On what level may we (or may we not) intervene with OCD sufferers when they are not related to you in any way?
I am referring to a sizable demographic of religious OCD sufferers, who don't necessarily know what OCD is, and surely have not been diagnosed or treated for their anxiety disorder.
Within the religious context and practice it's very easy to spot OCD sufferers. At Synagogue they may spend more time than any other congregant pronouncing the words of prayer carefully or repeating the words many times. I'm in no way referring to the congregants that spend time truly meditating on the words with proper intent, or repeating words that have been pronounced correctly. I am referring to practices that catch the average person's attention. Repeating words 10 or 20 times, starting over from the beginning of a particular prayer repeatedly, or creating buzzing or clicking sounds in the misguided attempt to "pronounce the words properly". To the unfamiliar eye, this may appear to be religious fervor and zest. Unfortunately it's far from this, the sufferer is struggling with compulsions, intrusive thoughts, fear, and worry.

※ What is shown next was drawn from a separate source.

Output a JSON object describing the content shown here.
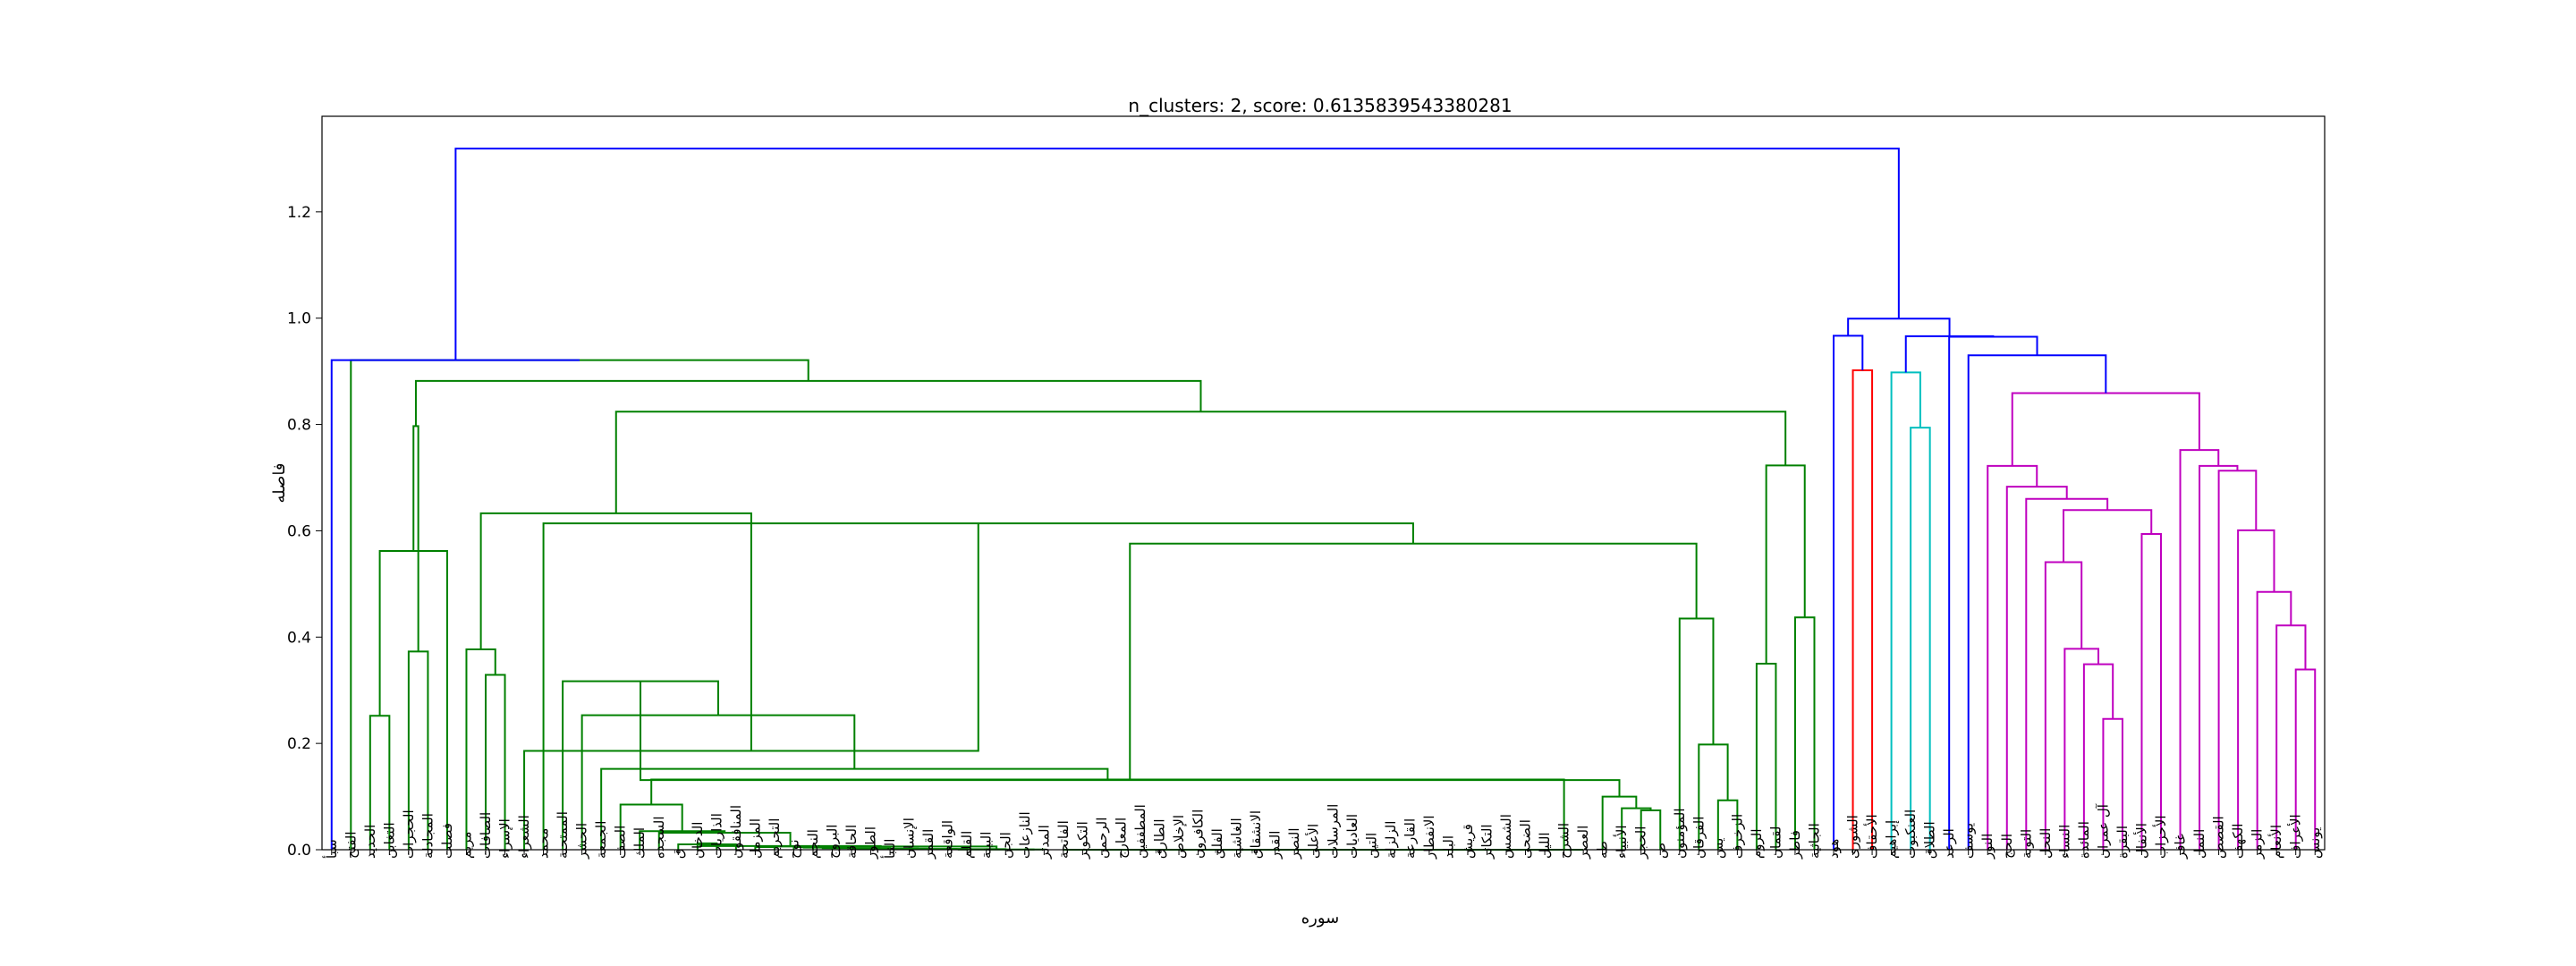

These behaviors can be treated. The question is how to approach the suffering individual.
Whether or not religion breeds or fosters OCD behavior is a separate argument, but a large number of religious sufferers simply believe they are acting in accordance with their religion. By repeating "Poseach Es Yadecha" in the "Ashrei" prayer 10 or 20 times for example, or repeatedly washing their hands, to get it "right" for "Netilat Yadayim" the sufferer believes he or she is merely following "Halacha" more strictly than anyone else.
On what level may we intervene to try and help the sufferer? Can we make them aware that their suffering is unnecessary and can be corrected? Surely outright confrontation wouldn't be advisable, What would be some other methods of intervention (or confrontation) that conform with "Halacha"?